The invention relates to an instrument provided with an assembled soundboard according to claim 1, wherein the nerve structures of the soundboard components linked to the bass and middle register on the one hand and the descant on the other hand are positioned in a different angle with respect to the keyboard.

In a preferred embodiment of the instrument according to the present invention, the bridge comprises several bridge components, wherein a first bridge component supports the strings of the bass register and a second bridge component supports the strings of the middle and descant register, wherein the second bridge component spans over at least half of its length an angle epsilon or theta smaller than 35° with the nerve structure of the soundboard components, and preferably spans over at least 60% of its length an angle smaller than 25° with the nerve structure of the soundboard components.

The different positioning of the nerve structures contributes to an improved sound quality, a balanced volume and a warmer timbre. Moreover, such assembled soundboard offers a better resistance to changing weather conditions (i.e. cold and humidity).

The advantage of a preferred embodiment wherein said second bridge component spans over at least half of its length an angle epsilon or theta smaller than 35° with the nerve structure of the soundboard components is that a more homogeneous timbre is provided than is possible with an instrument according to the state of the art.
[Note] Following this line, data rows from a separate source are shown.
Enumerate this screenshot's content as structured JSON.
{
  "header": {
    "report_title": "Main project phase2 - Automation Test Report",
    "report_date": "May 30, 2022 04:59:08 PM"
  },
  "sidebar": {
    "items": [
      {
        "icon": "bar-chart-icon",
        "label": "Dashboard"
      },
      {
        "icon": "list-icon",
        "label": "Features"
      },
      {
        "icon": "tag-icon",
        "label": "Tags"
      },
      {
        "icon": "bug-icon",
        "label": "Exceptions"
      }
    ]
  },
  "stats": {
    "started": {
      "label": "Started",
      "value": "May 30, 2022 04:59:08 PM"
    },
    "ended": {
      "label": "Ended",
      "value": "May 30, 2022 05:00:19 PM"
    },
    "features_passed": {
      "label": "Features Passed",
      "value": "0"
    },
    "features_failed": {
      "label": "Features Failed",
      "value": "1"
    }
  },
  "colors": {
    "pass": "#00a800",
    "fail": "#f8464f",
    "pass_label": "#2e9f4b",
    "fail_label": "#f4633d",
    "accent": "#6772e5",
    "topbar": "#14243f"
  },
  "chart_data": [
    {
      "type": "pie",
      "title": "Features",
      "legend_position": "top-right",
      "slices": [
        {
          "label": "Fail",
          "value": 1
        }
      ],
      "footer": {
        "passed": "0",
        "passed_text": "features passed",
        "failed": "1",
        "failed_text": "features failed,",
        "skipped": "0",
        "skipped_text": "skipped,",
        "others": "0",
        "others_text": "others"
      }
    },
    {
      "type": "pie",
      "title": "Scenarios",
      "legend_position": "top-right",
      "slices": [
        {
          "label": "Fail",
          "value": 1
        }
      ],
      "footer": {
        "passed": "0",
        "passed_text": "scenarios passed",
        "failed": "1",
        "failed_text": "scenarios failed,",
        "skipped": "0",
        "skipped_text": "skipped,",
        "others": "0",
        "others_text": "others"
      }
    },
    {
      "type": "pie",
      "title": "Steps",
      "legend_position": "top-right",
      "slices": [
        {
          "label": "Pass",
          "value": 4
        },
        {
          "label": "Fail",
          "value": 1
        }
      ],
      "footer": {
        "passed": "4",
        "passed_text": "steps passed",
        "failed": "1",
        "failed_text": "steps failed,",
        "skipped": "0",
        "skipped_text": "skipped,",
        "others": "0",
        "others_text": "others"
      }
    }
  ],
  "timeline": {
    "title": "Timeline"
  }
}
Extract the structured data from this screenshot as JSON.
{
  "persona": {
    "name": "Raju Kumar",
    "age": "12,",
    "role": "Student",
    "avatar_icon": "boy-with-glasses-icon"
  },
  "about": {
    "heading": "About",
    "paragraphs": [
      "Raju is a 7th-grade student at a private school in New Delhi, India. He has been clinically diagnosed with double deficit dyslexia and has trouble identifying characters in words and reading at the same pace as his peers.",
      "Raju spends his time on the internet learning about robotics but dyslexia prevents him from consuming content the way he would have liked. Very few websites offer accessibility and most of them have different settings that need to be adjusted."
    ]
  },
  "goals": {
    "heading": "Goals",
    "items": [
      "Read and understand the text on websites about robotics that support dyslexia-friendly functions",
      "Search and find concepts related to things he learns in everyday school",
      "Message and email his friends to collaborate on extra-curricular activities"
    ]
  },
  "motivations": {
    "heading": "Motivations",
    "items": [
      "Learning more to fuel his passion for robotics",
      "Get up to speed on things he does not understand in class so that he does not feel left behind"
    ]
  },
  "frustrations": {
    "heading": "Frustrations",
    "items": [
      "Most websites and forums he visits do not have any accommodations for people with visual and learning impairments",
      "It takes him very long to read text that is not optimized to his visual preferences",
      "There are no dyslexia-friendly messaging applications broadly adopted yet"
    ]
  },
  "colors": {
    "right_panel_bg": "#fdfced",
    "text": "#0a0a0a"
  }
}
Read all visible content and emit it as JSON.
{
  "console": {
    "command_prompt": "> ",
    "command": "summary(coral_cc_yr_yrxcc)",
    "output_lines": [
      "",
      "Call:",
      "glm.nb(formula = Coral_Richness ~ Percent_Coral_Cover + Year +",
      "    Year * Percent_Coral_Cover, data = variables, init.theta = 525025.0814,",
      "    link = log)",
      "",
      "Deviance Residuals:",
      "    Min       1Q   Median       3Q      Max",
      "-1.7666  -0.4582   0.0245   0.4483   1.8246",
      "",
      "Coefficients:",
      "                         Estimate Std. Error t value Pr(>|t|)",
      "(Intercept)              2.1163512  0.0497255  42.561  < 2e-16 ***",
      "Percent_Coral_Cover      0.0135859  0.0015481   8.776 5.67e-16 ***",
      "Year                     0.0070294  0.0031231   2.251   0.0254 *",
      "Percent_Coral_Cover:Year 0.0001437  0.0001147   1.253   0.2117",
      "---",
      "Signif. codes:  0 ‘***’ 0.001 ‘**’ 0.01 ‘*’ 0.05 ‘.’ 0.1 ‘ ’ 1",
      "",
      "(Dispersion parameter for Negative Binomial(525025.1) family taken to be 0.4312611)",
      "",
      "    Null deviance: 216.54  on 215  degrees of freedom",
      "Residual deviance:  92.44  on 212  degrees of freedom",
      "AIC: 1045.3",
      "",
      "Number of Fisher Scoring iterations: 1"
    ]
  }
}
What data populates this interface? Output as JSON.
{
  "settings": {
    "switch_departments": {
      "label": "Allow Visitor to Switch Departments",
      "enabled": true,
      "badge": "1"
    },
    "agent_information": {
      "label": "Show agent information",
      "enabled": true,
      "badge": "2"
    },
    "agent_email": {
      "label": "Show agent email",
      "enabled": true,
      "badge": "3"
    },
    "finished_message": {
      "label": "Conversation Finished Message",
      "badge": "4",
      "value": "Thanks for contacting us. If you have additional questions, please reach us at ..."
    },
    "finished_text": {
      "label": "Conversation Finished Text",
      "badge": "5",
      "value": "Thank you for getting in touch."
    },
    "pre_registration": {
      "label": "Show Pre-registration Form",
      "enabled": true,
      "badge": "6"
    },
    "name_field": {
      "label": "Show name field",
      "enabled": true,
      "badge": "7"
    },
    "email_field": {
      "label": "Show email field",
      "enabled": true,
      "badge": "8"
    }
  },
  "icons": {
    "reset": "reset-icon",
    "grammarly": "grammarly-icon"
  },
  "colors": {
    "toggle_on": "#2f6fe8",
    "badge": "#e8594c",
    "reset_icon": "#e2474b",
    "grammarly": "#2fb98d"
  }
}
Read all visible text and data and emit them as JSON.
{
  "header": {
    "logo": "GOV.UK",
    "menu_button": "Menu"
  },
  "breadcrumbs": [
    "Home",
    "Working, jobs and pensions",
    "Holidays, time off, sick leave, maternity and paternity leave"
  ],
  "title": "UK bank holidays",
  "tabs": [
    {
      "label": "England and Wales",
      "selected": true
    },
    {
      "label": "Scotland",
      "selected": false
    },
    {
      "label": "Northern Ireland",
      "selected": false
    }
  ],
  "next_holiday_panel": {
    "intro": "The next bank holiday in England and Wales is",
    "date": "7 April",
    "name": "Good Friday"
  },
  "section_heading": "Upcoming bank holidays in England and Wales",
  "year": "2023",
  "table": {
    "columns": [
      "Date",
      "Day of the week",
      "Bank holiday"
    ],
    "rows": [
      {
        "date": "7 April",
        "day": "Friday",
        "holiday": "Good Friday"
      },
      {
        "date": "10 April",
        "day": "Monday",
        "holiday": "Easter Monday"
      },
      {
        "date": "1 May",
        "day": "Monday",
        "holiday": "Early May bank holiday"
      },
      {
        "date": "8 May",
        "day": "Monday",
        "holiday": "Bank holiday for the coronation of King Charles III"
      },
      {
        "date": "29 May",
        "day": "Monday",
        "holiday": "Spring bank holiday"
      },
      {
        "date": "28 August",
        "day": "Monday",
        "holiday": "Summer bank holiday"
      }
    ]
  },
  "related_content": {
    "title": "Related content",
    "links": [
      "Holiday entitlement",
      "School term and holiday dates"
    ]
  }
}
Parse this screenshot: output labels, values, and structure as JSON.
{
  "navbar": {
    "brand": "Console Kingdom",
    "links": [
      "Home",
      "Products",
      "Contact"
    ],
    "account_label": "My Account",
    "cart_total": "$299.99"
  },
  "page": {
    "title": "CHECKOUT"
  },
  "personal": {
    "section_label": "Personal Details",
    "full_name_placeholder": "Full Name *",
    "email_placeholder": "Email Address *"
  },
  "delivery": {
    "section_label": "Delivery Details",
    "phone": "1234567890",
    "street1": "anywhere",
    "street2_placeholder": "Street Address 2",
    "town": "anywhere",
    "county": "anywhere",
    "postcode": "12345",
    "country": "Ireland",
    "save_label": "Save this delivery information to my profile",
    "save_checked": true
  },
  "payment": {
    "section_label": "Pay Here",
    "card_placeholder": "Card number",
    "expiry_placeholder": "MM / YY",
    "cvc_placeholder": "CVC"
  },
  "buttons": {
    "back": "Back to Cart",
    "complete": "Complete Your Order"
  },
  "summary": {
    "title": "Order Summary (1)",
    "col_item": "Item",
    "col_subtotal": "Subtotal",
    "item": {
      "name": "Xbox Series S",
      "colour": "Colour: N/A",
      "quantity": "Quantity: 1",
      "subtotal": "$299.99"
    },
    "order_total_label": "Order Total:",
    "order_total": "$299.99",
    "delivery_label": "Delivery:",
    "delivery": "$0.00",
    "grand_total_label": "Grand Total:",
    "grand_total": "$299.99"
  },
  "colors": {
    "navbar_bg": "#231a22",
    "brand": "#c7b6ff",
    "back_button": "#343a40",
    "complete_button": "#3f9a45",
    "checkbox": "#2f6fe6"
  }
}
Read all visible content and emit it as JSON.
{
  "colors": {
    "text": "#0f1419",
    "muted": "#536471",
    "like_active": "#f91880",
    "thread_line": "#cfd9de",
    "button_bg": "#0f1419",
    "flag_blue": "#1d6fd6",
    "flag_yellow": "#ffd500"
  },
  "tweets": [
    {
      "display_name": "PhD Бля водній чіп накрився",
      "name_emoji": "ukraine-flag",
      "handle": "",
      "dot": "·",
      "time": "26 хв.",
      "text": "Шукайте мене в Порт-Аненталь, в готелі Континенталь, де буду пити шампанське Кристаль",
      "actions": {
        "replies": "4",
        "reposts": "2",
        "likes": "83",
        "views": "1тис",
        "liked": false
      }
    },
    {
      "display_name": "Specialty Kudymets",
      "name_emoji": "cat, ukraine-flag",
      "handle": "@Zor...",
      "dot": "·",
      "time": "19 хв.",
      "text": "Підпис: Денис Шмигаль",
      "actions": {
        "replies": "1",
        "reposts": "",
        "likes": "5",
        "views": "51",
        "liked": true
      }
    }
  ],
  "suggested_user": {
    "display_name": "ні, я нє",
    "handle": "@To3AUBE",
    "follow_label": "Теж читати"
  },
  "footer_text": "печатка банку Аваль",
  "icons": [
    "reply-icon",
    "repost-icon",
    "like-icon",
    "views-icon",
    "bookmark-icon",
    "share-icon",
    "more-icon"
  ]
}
This contrasts with the timbre of a piano according to U.S. Pat. No. 1,798,212, wherein the bridge components are transverse to the nerve structure of the soundboard components, with an inhomogeneous sound as a result.

DESCRIPTION OF THE FIGURES

FIG. 1 shows a schematic illustration of an embodiment of an assembled soundboard according to the present invention. Hereby, the positions of the nerve structures of the soundboard components, the bridge components and the separation line are illustrated.

FIG. 2 shows a cross-section of an embodiment of an assembled soundboard, wherein the position of the separation line between the soundboard components with respect to a plane of the soundboard is illustrated.

FIG. 3 shows a plan view of an embodiment of a grand piano, wherein the positioning of the bridge components, the strings and the cast-iron frame are illustrated.

FIG. 4 shows a first detail of FIG. 1. Hereby, the mutual positions of the nerve structures of the second soundboard component and the second bridge component are shown in detail.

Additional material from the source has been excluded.